George W. Bush Just Made His First Hole-in-one at Age 72

Retirement isn’t a time to give up your goals.

After years of golfing, former President George W. Bush celebrated his first hole-in-one with an Instagram post on Wednesday.

The 72-year-old former POTUS was golfing at Trinity Forest Golf Club, a private club in Dallas, Texas, this week. At the par-three 12th hole, Bush said he sank his first hole-in-one, with some coaching help from executives of the Bush Presidential Center.

“Next golf goal: live to 100 so I can shoot my age,” Bush wrote in the caption.

According to Golf Digest, Bush plays with a handicap of 10 points — so it wouldn’t be unheard of for him to shoot his age sometime in his 80s.

Bush is no stranger to the green.

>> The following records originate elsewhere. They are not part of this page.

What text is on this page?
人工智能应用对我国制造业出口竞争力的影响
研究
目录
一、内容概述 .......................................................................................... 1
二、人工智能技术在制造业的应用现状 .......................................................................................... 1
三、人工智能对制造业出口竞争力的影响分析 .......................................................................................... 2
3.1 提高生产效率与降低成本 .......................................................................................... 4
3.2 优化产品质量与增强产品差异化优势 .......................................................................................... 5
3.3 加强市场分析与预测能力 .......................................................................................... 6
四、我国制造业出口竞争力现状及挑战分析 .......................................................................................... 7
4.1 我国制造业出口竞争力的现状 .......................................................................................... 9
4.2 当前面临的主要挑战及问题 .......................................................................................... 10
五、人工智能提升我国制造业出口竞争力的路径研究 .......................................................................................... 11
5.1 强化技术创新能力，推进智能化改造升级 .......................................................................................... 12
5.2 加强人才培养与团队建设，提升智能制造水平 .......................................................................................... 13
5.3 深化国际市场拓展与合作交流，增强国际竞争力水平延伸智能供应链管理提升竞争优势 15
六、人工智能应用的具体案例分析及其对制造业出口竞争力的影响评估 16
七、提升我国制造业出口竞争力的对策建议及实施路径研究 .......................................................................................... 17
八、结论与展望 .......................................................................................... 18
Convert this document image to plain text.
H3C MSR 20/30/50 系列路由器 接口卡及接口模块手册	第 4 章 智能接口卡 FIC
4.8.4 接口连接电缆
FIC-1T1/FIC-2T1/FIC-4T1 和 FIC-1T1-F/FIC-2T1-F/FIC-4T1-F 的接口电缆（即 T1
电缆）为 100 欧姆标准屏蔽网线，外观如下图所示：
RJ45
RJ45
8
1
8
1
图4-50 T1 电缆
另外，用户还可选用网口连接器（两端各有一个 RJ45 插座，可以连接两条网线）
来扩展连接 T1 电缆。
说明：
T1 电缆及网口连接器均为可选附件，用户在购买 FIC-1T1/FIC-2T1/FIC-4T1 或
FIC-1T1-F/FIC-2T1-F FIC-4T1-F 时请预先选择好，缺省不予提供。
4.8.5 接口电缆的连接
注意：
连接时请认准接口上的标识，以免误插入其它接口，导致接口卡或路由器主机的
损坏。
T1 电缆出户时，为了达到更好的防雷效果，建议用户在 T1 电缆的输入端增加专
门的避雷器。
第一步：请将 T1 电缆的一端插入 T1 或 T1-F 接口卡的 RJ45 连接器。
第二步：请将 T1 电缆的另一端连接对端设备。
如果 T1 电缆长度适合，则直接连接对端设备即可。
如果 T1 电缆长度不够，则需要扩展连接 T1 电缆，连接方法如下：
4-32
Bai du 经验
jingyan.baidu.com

Golf even played a controversial part of the first term of his presidency. In 2003, Bush temporarily quit the sport after a bomb went off in Baghdad, killing more than a dozen people while he was golfing.

“I don't want some mom whose son may have recently died to see the commander in chief playing golf,” Bush said in 2008, according to The Washington Post. “I feel I owe it to the families to be in solidarity as best as I can with them.”

In retirement, he took up the sport again. In 2017, he joined fellow former presidents Bill Clinton and Barack Obama at the Presidents Cup at Liberty National Golf Course in New Jersey. A few years earlier, he defended President Obama after his successor was photographed on the golf course.

Trinity Forest Golf Club will host the AT&T Byron Nelson Championship in May and then it will host the PGA Championship a week later.